I am new to the university press world after having spent my career in what is awkwardly called commercial academic publishing, which is neither purely trade nor purely scholarly. I used to say that I published books for general readers with a scholarly backbone, and in a way, I still seek books that are accessibly written for business leaders or general readers with an interest in the economy. The difference is that they are peer reviewed, which has helped authors to focus on their analytical frameworks and the quality of their research. As to whether acquisitions editors have a voice, I’d say we do, though not in the way you might think. Authors have their own points of view and perspectives, and I do not seek to impose my opinions or my writing style on their work. However, I do have a voice in selecting what proposals for books that I believe would be important, valuable, and useful, in addition to being marketable. Because this Global Business program is new, I am commissioning a large portion of the list to get it off the ground, so there are times where the idea starts with me, and then I look for an author to write what I have in mind. But ultimately it’s a collaborative process.

How are you giving space to diverse voices within the Global Business publishing program?
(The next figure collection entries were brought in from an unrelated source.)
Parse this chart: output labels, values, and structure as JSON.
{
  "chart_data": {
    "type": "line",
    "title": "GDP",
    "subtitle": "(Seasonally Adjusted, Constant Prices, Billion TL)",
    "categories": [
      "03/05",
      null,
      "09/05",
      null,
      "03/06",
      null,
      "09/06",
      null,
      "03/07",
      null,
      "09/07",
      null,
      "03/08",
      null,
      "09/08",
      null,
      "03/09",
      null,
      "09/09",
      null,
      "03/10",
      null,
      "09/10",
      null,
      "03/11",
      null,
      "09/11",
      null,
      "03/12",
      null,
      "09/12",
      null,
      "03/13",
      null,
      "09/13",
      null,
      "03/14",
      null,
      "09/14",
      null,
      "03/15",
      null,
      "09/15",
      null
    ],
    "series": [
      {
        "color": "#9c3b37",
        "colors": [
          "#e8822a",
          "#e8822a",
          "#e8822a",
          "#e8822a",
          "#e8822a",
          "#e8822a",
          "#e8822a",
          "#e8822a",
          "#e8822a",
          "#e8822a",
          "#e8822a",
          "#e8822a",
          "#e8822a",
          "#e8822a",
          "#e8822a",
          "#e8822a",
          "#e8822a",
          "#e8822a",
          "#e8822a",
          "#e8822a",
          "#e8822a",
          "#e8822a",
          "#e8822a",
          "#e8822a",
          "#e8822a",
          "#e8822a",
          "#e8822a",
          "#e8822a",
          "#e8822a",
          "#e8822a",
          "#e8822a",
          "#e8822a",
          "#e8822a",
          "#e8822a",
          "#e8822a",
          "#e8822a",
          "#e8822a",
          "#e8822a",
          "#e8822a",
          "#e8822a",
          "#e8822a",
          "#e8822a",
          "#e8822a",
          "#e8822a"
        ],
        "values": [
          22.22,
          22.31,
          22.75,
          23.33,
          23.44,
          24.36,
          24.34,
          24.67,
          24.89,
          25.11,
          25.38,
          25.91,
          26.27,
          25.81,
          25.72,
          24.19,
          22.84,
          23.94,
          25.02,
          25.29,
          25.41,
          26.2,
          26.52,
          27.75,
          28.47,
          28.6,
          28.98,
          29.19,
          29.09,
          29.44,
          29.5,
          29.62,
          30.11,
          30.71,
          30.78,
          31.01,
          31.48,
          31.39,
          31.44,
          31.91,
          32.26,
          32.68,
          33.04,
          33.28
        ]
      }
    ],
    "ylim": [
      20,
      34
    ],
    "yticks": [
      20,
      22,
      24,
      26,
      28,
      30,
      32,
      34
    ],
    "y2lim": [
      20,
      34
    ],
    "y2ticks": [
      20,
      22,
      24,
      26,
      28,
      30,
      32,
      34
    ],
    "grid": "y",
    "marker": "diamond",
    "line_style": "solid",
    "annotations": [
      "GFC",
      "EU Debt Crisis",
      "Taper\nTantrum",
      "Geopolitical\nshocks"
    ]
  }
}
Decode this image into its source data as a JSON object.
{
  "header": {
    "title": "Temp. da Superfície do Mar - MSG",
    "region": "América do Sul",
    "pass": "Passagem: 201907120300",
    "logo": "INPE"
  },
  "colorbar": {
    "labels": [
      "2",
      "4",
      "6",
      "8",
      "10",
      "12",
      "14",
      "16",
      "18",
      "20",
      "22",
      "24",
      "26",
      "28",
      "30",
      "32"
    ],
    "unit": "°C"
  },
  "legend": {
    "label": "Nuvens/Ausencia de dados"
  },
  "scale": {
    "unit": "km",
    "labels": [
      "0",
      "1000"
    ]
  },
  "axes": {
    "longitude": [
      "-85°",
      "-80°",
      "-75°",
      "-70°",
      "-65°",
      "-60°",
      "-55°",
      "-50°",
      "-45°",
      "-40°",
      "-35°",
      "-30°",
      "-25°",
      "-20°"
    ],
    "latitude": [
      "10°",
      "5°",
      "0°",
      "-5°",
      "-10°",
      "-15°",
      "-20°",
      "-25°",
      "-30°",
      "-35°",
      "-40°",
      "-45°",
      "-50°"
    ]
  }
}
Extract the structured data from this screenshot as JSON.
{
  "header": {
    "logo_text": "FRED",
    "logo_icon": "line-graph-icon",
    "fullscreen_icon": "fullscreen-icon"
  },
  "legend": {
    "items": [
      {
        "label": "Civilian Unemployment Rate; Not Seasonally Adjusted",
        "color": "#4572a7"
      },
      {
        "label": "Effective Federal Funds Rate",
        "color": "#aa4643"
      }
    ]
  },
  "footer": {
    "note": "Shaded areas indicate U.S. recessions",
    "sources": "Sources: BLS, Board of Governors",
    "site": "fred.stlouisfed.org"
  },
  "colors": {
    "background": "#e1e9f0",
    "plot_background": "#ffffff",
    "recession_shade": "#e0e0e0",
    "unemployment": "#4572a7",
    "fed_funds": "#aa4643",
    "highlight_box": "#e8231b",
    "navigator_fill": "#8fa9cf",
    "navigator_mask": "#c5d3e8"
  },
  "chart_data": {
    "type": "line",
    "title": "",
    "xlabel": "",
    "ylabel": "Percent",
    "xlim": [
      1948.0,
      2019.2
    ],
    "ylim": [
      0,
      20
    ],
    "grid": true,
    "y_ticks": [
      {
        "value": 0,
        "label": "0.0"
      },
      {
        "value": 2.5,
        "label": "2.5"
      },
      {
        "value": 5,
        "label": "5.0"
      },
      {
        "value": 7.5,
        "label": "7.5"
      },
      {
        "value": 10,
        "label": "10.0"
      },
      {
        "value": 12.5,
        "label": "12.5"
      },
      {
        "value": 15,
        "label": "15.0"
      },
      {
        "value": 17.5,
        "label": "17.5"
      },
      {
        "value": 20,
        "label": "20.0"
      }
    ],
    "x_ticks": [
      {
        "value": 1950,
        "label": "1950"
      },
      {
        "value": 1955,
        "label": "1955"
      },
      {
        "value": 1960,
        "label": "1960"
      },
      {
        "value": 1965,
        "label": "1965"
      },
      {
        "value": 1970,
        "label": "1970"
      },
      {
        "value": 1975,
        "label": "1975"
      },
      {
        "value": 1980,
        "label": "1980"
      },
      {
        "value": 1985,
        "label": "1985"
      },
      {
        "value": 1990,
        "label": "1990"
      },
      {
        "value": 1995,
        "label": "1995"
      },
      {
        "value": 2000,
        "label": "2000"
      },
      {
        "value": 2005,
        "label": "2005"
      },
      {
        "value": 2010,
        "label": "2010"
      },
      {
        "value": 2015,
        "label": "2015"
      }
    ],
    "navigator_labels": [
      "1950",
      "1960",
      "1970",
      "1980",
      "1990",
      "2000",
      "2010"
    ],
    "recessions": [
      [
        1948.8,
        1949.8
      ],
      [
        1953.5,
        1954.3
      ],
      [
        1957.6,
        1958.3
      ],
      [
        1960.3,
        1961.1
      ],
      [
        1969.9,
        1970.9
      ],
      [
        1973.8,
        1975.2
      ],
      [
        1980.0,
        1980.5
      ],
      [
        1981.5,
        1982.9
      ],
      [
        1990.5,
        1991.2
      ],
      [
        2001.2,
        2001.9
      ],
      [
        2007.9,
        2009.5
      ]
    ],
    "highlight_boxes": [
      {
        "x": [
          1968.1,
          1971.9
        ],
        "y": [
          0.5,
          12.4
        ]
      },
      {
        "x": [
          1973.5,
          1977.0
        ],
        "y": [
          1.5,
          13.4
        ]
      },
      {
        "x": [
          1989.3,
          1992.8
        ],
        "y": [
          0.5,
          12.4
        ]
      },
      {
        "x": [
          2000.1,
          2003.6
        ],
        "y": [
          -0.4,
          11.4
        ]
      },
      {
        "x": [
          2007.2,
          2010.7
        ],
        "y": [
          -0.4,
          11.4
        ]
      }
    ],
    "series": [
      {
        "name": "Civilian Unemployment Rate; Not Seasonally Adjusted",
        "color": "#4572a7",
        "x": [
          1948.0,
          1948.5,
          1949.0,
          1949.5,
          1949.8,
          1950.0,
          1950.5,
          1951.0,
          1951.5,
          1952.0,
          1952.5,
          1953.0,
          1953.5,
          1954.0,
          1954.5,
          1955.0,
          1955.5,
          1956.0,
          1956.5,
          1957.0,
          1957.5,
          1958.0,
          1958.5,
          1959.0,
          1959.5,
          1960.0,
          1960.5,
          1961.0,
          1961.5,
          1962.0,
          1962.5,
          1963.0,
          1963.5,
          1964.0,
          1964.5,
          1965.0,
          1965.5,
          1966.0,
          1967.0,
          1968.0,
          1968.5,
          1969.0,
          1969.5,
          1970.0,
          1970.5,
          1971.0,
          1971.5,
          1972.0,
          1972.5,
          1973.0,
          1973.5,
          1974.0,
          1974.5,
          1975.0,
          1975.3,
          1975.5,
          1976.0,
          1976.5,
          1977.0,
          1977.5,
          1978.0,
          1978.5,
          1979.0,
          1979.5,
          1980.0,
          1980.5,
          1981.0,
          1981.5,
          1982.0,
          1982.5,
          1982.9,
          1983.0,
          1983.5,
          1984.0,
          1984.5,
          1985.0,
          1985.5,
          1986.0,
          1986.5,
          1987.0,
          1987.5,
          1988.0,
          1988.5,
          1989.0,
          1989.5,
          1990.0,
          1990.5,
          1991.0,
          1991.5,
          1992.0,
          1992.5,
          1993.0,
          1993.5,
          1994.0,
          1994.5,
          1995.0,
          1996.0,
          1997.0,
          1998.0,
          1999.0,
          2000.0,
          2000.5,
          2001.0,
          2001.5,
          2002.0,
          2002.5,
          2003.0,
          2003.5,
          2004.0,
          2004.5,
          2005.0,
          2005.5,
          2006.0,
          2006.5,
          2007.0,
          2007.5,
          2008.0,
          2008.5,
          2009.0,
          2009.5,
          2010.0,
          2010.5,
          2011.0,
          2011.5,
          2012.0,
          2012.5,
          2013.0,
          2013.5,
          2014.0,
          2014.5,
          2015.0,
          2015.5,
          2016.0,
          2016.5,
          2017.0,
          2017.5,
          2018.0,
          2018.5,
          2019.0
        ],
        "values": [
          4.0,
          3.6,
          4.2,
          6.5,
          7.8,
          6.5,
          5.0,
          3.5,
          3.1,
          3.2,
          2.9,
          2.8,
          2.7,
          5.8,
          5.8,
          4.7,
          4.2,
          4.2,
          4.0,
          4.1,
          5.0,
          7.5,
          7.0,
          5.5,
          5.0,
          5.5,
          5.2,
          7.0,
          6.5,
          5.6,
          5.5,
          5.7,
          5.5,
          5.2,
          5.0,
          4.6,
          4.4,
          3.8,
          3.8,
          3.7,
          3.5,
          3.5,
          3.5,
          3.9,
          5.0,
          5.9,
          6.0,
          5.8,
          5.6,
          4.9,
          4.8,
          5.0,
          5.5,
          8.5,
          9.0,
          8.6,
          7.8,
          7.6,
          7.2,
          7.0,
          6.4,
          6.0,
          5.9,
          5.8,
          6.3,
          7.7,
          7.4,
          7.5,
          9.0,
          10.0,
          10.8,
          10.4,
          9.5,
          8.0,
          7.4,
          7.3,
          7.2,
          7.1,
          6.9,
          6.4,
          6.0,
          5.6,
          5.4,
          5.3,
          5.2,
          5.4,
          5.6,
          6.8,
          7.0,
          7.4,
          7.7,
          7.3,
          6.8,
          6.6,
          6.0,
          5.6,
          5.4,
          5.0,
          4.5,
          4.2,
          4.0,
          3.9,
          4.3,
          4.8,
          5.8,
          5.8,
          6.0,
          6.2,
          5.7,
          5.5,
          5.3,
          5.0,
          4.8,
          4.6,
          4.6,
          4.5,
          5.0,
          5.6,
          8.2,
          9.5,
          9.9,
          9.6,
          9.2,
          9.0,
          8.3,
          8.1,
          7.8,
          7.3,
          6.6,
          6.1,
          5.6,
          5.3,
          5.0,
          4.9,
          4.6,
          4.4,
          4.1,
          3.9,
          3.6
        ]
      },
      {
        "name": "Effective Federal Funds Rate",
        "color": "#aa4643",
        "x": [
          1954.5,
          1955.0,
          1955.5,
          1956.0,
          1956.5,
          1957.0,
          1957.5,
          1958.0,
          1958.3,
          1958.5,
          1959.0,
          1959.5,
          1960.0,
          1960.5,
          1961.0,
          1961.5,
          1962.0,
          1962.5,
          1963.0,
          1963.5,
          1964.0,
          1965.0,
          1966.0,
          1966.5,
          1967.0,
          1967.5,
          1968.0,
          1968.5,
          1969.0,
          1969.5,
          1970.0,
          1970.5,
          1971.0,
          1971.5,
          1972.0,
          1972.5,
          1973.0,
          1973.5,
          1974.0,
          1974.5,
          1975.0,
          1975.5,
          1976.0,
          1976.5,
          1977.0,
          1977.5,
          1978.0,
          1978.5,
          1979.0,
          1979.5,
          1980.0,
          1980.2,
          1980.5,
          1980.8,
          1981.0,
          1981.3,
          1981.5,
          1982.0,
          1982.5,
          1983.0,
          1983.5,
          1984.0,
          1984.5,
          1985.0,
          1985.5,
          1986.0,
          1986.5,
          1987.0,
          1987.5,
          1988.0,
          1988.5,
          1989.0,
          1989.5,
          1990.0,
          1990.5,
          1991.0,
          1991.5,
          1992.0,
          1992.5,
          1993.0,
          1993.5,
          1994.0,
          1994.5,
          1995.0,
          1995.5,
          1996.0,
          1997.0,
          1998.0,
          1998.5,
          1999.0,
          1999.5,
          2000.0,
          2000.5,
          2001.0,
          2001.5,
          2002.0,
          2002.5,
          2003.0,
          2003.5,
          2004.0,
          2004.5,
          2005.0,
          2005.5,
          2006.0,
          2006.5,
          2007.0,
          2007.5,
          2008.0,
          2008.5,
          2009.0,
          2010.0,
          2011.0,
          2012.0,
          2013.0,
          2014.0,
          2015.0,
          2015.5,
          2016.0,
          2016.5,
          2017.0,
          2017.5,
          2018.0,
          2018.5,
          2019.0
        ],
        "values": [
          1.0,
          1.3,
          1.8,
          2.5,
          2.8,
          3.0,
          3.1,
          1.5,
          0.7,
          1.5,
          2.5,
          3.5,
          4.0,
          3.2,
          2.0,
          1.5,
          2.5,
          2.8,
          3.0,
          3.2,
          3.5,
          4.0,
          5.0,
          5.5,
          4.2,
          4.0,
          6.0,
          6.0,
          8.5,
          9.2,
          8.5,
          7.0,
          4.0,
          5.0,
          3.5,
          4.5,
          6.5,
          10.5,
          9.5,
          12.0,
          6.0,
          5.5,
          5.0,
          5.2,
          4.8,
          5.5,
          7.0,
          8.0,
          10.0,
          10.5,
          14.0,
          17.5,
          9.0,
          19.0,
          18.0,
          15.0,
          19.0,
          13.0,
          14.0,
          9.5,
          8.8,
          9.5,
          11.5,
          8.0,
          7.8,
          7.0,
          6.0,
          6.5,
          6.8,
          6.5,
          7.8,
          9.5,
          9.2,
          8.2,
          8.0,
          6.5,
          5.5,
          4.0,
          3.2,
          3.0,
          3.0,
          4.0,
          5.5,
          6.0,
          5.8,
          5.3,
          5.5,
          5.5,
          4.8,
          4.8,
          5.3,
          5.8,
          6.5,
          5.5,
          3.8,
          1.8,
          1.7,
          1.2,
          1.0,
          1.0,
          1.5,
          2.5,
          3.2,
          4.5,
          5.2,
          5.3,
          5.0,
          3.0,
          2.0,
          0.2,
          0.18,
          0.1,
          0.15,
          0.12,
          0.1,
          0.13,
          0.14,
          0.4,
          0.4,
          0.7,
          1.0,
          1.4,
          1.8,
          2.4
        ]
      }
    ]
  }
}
Over the last five years at least, a lot of research has been done on the invisibility and/or neglect of women in the economics profession, and I’m working on a series to address that inequity. In terms of business leadership, women have made great strides, and it’s no surprise that I’m receiving a lot of excellent proposals for business books from highly qualified women. While diversity has long been a goal of corporate America, some scholars have pointed out that white women have been the primary beneficiaries of these initiatives. In the wake of the Black Lives Matter protests over the deaths at the hands of police of George Floyd, Breonna Taylor, and so many others, corporations and other organizations are facing the same reckoning as the rest of American society. I am working with several potential authors on assessing this effort. Some companies will take it seriously, and some will pay lip service, but I’m seeing signs of lasting change. One of the most important trends of our time is the accelerated pace of change, so my challenge in the acquisitions process is to ensure that my books stay slightly ahead of the curve, but are not so far out in front that they are too early, such as the book I published on predatory lending a couple of years before the 2008-2009 financial crisis. Timing is everything, but we can also lead change by privileging previously neglected voices and perspectives, and that is what I intend to do.